Can J Ophthalmol 2016;
52:107-113. [PMID:
28237136 DOI:
10.1016/j.jcjo.2016.08.011]
[Citation(s) in RCA: 7] [Impact Index Per Article: 0.9] [Reference Citation Analysis] [Abstract] [Track Full Text] [Journal Information] [Subscribe] [Scholar Register] [Received: 10/29/2015] [Revised: 07/29/2016] [Accepted: 08/15/2016] [Indexed: 11/28/2022]
Abstract
OBJECTIVE
To identify risk factors for visual field progression of normal-tension glaucoma (NTG) in patients with myopia.
DESIGN
Longitudinal, observational study.
PARTICIPANTS
Fifty-one eyes of 51 NTG patients with myopia (less than -0.75D based on spherical equivalence) who had undergone visual field (VF) testing at least once per year for ≥6 years between November 2005 and December 2013.
METHODS
Progression was defined using event-based guided progression analysis. Risk factors were analyzed using the Cox proportional hazards model and further tested for independence in a multivariate model.
RESULTS
The mean observation period was 7.0 ± 1.3 years, and 16 of 51 subjects showed progression.

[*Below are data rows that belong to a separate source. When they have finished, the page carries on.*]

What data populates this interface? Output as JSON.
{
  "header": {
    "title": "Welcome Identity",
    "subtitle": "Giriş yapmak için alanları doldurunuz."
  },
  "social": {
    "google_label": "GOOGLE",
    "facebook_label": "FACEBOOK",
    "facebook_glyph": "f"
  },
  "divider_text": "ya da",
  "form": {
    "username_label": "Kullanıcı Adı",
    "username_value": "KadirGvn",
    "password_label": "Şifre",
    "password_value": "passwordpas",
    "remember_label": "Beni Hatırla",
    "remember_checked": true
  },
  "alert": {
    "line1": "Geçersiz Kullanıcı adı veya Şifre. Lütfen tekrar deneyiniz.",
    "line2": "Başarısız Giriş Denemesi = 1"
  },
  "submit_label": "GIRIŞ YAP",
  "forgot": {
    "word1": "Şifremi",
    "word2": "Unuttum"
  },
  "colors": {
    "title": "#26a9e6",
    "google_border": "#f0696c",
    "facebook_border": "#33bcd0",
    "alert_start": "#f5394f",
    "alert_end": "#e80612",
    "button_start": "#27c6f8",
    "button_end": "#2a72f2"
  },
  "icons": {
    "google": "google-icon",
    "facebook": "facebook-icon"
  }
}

In the univariate analysis, abnormal retinal nerve fibre layer (RNFL) colour codes (yellow or red sector) at the 11, 10, and 7 o'clock positions on optical coherence tomography showed significant associations with the VF progression (p = 0.03, 0.03, and 0.01, respectively). In the final multivariate models, the abnormal RNFL colour code of the 7 o'clock sector (inferotemporal sector) was the only significant risk factor for progression (hazard ratio = 4.07 and 4.37; 95% CI, 1.11-14.92 and 1.27-15.04; p = 0.03 and 0.02, respectively).
CONCLUSIONS
Inferotemporal RNFL thinning could be a risk factor for progression in NTG patients with myopia.